Neutrale Kirche? Innsbrucker Bischof Glettler wirbt offen für Bundespräsident Van der Bellen – Unzensuriert

Bundespräsident Van der Bellen, ehemaliger Kommunist und bekennender Atheist, erhält in Tirol ausgerechnet Unterstützung von der katholischen Kirche.

Foto: Peter Lechner / HBF
Neutrale Kirche? Innsbrucker Bischof Glettler wirbt offen für Bundespräsident Van der Bellen

Die katholische Kirche hatte in der Vergangenheit keine guten Erfahrungen gemacht, wenn sie sich aktiv in die Politik eingemischt oder von dieser instrumentalisieren gelassen hat. Aus diesen Fehlern lernte man und vermied es seither, sich aktiv in Wahlen, etwa durch Empfehlungen für Kandidaten, einzumischen. Das dürfte allerdings angesichts des aktuellen Bundepräsidentschaftswahlkampfes nicht mehr gelten.

Innsbrucker Bischof gibt sich “parteiisch für Van der Bellen”

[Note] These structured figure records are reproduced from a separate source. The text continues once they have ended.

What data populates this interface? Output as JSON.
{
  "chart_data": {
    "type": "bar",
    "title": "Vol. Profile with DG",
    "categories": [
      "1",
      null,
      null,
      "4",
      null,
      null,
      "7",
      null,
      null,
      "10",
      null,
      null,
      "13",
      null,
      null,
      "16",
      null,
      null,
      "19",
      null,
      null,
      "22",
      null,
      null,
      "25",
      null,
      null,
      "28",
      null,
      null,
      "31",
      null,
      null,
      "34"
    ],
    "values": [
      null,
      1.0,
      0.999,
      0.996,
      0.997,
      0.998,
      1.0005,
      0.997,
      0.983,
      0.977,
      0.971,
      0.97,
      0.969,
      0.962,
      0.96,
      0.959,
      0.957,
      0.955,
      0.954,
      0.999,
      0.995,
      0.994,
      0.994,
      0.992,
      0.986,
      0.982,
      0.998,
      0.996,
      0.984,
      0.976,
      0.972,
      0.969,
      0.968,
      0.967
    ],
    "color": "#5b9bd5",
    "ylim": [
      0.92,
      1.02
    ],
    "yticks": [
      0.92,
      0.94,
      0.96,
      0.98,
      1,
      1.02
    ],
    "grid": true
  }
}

Denn auf “Instagram” postete der Innsbrucker Bischof Hermann Glettler kürzlich eine mehr als eindeutige Wahlempfehlung für Bundespräsident Alexander Van der Bellen. Zu sehen ist ein Foto Van der Bellens bei einer Rede im Tiroler Kaunertal. Glettler schreibt dazu, als Tiroler dürfe er für einen anderen Tiroler “parteiisch” sein. Er sei dankbar darüber, dass Van der Bellen “Hausverstand, politische Klugheit und Menschlichkeit verbinden könne”:

Kritische Kommentare von Gläubigen

Die offene Wahlwerbung für den gar nicht so gläubigen Bundespräsidenten kam jedoch bei den Katholiken gar nicht gut an. Zumindest, wenn man sich die Kommentare unter dem Posting Glettlers durchliest.

Vielfach wurde darauf hingewiesen, dass die Kirche und ihre Vertreter in den letzten Jahrzehnten bewusst keine Wahlempfehlungen abgaben und dies seine guten Gründe hatte. Ebenso übte man Kritik an der Haltung Van der Bellens in der Vergangenheit:

Für die katholische Kirche sind Wahlempfehlungen in Österreich sehr ungewöhnlich. Mit diesem Posting brechen Sie mit einem jahrzehntelangen Usus, wonach Bischöfe nicht für politische Kandidaten werben. Im Zuge der letzten Präsidentschaftswahl 2015 hatte der Wiener Erzbischof, Kardinal Christoph Schönborn, in der ‘Kleinen Zeitung’ zu Recht betont, dass es in Österreich gute Tradition sei, dass die Bischöfe keine Wahlempfehlung abgeben. Bis auf die Bischöfe Krenn und Laun haben sich bisher alle klug daran gehalten. Bis heute, wenn man Ihre Nachricht sieht!

Das verstehe ich jetzt nicht. Warum werben sie als Bischof für einen Politiker. Es gibt wichtigere Sachen. Ob der Kandidat über politische Klugheit und Menschlichkeit verfügt? Immerhin hat er viele Menschen mit keinen guten Worten beschrieben. So geschehen in Salzburg und immer wo er auftritt, aber wer die Nachrichten verfolgt, hört es ja selber.